According to a new report from The AA, over half of UK drivers think they can get away with dangerous driving on Britain’s roads – because there aren’t enough police around to catch them. Following well-publicised cuts in the number of traffic officers, 54% think that they can escape prosecution if they use a hand-held mobile phone while they are driving.
A growing confidence
A further 55% of them said they would not be stopped for driving a vehicle that was in dangerous or defective condition for the same reason. The poll of 19,500 drivers saw 65% thought they were unlikely to be pulled over for a range of offences such as middle lane hogging or tailgating.
AA president Edmund King described the results as worrying and said there was a need for more ‘cops in cars’ to help deter people from breaking a range of driving laws.
In one respect, people’s opinions have a basis – the number of road police officers fell by nearly a third in the last ten years between 2007 to 2017, according to a Freedom of Information request sent by the Press Association. It means the number of ‘cops in cars’ has fallen from 3,766 to 2,643.
It is reflected in the perceptions of drivers, with 43% thinking that the police have no visible presence on the motorways, and 65% thinking they have no visible presence on local roads. Police presences have declined, but the fines for some minor offences have soared – due to the use of CCTV cameras.
According to Mr King, this worrying situation comes as people feel there are no police officers on the roads and therefore there is little chance of getting caught for different offences. And while the CCTV camera can act as a deterrent in some cases, a perceived presence from the police is the ultimate deterrent.
He further went on to say that the significant drop in specialist traffic officers means it has become more and more challenging to keep everyone safe on the roads around the country.
Breaking the rules is still costing British motorists a lot of money – the RAC Foundation issued a report recently showing that drivers are paying more than £1 billion in fines every year. 12 million penalty notices were handed out annually, the equivalent of one every 2.5 seconds. It also means around one-third of the 40 million motorists on the road are receiving a fine.
Speeding remains the most common reason to receive a fine, with new penalties with a maximum fine of £2,500 and anywhere from 3-6 points on your license. There are even situations where you can get an instant disqualification.
Using a mobile phone and eating behind the wheel are two other common offences that can lead to fines. Mobile phones can now see a £1,000 fine and 3 points and, in some cases, you can even be fined £200 for holding a mobile phone while driving regardless of whether you’re using it or not.

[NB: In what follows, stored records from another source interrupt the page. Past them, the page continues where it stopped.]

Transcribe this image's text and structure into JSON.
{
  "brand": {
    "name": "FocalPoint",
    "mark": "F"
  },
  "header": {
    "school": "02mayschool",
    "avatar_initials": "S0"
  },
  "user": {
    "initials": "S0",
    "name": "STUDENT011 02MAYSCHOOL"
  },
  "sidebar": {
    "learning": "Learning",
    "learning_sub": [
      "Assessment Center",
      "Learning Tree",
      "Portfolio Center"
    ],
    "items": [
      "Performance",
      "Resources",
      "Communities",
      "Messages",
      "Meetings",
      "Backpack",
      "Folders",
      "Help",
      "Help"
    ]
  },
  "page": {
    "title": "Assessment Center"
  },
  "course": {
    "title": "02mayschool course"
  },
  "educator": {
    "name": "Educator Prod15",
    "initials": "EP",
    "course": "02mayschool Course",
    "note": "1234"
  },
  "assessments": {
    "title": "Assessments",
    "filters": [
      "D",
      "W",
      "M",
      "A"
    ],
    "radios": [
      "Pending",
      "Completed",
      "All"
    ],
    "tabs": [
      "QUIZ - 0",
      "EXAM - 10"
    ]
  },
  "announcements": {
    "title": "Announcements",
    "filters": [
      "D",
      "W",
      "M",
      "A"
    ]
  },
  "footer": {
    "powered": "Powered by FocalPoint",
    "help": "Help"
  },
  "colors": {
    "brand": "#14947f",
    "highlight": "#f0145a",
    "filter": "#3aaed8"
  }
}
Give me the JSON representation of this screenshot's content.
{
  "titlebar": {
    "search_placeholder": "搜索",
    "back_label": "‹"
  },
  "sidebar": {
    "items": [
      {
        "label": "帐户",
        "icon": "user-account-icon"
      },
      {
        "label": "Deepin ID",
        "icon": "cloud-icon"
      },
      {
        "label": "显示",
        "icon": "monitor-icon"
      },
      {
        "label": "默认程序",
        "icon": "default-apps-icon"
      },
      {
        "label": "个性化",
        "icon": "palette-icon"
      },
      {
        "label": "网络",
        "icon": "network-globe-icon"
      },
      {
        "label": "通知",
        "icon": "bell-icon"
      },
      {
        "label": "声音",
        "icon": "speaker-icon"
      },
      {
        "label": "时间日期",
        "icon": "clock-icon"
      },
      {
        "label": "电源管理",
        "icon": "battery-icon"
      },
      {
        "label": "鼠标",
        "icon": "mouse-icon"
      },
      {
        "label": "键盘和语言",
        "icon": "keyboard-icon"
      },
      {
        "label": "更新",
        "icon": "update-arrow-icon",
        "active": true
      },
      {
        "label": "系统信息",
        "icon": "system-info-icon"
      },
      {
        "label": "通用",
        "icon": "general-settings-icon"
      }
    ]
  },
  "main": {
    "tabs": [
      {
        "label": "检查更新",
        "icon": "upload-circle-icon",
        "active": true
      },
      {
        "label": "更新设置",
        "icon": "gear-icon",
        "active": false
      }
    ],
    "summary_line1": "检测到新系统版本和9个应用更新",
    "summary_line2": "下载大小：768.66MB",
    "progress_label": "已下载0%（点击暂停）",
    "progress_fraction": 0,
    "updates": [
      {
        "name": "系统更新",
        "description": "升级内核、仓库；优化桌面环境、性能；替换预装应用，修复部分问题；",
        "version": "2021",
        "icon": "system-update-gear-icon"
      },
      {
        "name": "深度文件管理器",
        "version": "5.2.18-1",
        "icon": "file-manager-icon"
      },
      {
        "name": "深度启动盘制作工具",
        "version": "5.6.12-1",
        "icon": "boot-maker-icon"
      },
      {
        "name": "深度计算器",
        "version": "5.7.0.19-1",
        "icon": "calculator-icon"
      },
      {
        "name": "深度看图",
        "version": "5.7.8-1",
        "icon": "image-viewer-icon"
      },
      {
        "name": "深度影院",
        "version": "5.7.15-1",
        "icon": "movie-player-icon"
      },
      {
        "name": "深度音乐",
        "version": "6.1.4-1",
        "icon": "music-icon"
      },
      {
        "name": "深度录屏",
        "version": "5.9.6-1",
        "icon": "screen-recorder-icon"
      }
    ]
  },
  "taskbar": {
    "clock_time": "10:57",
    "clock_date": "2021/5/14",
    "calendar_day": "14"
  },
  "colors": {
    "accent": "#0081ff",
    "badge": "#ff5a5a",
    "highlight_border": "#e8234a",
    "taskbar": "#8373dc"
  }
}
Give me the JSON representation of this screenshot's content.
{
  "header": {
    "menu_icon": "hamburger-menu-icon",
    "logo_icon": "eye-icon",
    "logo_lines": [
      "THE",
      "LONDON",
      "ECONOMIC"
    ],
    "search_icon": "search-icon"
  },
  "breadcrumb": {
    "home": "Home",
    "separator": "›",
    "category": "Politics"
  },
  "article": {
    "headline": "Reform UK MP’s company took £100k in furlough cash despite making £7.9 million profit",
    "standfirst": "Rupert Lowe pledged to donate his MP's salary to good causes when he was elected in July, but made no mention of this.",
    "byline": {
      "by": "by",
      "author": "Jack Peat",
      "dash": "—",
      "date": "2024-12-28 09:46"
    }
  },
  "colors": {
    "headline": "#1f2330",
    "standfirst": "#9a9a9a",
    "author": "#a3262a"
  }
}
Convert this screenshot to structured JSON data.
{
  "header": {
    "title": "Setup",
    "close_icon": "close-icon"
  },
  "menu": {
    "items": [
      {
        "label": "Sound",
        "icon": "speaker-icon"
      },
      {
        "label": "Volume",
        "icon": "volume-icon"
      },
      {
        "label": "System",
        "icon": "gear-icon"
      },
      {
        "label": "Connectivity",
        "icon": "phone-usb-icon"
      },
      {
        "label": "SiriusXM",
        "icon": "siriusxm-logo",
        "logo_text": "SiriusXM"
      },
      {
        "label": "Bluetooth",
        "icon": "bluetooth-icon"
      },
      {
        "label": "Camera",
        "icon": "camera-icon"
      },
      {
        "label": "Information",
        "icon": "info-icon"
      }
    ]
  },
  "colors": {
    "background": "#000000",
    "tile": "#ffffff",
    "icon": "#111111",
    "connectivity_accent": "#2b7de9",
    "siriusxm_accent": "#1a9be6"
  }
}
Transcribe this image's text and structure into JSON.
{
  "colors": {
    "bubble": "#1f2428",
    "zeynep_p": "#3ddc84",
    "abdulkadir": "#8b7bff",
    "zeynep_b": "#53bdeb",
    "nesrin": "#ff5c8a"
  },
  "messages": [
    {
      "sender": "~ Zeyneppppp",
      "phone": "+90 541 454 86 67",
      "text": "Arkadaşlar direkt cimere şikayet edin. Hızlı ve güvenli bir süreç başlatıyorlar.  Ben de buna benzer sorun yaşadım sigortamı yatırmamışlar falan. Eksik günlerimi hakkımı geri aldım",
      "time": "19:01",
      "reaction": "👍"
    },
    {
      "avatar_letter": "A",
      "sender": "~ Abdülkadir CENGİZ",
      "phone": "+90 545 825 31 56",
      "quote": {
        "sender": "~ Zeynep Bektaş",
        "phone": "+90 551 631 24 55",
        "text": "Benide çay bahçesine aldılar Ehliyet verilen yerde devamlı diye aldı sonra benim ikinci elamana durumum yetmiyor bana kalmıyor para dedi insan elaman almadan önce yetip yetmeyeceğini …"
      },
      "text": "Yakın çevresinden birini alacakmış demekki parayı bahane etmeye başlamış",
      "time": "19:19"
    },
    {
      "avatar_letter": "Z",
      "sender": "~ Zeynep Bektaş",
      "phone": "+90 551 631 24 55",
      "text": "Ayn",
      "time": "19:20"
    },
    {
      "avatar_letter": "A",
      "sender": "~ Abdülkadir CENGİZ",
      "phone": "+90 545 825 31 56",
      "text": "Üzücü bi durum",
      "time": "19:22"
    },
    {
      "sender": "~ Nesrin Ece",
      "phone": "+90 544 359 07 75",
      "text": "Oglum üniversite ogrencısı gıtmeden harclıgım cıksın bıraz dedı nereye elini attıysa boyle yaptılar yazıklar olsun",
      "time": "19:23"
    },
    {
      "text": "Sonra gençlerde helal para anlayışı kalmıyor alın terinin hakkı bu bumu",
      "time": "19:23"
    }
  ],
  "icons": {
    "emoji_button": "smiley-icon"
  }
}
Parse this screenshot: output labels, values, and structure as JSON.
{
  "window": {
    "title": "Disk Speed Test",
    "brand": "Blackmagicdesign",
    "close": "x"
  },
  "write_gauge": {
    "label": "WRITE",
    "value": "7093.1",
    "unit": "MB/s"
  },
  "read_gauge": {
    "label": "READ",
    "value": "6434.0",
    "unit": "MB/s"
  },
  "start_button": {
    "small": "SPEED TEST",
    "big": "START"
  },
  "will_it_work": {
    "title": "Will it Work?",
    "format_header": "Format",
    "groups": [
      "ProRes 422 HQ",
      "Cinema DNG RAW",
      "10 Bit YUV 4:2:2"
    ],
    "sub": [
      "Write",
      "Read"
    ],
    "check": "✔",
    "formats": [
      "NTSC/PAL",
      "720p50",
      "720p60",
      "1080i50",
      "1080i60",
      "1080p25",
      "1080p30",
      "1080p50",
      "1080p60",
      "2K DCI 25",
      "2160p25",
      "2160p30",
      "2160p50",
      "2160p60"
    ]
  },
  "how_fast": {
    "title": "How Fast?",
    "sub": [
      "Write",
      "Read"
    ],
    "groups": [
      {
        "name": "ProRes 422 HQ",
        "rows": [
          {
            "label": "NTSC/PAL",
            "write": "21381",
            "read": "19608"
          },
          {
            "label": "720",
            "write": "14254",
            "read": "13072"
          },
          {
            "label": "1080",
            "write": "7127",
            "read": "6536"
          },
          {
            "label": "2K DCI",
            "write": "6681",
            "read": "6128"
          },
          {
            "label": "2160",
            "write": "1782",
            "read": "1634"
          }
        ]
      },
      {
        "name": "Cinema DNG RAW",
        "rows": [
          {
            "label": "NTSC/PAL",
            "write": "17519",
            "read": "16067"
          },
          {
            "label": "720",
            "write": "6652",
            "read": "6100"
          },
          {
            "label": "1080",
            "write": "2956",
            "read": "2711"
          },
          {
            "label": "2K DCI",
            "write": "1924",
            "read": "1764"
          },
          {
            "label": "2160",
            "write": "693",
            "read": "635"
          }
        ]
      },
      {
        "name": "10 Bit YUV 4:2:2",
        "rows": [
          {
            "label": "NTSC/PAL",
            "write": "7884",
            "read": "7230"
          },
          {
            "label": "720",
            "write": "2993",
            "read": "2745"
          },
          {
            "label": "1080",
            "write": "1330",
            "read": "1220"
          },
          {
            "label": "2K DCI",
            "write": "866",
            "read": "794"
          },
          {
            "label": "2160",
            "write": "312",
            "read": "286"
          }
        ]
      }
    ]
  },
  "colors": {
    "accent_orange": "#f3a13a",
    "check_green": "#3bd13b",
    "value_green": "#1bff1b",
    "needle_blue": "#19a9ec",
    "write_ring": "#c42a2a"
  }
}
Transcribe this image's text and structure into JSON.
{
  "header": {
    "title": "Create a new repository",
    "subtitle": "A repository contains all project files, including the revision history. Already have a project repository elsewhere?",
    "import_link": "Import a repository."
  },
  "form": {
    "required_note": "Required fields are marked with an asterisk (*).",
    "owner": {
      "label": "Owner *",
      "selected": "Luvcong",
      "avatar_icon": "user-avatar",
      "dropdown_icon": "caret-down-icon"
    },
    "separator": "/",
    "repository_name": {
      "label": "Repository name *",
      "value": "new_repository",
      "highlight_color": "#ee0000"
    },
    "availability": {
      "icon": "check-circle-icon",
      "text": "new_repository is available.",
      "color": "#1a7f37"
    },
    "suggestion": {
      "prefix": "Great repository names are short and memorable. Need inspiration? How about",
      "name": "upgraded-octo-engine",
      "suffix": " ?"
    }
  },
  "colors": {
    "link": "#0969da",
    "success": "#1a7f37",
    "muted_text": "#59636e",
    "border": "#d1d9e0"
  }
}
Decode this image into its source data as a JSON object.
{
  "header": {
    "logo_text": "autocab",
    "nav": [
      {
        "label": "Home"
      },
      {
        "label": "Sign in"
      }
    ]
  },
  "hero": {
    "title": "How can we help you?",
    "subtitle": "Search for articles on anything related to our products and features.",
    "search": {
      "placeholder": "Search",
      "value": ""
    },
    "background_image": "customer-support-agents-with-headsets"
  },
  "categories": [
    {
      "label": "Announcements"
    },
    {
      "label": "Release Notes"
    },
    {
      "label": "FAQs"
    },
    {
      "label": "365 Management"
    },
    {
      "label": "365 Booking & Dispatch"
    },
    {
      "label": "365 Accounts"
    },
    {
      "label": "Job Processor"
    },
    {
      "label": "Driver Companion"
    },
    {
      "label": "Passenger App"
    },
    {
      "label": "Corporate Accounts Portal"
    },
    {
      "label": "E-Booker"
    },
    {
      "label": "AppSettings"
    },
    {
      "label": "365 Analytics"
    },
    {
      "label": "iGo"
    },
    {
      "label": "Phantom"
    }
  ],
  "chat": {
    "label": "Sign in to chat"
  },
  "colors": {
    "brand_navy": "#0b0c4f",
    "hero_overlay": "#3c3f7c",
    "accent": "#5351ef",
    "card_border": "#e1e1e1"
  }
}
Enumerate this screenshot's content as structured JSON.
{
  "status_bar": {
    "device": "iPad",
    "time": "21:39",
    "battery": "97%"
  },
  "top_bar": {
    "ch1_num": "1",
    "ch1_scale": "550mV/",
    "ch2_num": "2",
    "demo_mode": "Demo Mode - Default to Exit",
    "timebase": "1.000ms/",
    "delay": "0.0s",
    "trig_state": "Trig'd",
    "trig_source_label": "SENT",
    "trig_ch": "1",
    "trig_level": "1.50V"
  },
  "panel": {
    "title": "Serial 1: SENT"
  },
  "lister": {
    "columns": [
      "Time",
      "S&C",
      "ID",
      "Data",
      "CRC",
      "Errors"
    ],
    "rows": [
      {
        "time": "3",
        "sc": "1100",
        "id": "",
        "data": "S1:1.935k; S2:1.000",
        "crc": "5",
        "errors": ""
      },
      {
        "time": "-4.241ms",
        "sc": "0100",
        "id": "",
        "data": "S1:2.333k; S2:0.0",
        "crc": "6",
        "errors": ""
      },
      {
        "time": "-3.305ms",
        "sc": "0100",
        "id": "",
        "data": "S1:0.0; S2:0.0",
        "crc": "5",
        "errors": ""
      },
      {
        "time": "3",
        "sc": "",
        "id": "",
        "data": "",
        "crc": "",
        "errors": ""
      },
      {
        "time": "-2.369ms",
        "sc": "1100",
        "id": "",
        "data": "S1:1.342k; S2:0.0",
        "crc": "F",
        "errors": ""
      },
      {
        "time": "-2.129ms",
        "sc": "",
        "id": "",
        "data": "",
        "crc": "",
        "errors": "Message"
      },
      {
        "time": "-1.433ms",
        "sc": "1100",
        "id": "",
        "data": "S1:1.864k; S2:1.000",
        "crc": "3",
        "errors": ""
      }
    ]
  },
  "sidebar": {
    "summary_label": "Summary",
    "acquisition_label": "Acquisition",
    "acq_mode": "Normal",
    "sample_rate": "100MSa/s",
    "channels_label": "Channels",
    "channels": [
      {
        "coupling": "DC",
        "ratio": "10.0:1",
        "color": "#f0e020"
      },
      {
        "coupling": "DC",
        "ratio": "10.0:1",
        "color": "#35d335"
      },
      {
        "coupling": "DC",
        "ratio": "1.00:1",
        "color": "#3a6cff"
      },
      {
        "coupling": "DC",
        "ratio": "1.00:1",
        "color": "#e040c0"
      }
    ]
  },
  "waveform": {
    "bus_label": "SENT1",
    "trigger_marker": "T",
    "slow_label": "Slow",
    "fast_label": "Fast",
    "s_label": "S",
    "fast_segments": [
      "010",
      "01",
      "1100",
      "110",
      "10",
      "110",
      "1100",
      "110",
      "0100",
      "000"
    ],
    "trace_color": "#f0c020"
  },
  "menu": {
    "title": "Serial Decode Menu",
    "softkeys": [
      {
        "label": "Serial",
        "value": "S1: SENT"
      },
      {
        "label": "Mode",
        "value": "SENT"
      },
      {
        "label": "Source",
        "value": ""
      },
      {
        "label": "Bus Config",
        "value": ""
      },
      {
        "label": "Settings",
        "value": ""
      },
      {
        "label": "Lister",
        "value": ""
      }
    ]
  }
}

Around half a million fines were sent for offences such as not having insurance or failing to renew your driving license. No insurance is a serious one, and there are fines up to £5,000 with driving bans not being uncommon, and standard points given between 6-8. You will also see a substantial rise in your insurance costs when you do start driving again, as convicted drivers are seen as a higher risk.
Despite concerns about the lack of police presence, only 45% of those surveyed said that there should be more power given to Highways England officers. Just one third wanted police community support officers to pitch in and help with road policing.
According to Mr King, this shows that people want more police on the streets to deal with crimes when driving rather than any other option.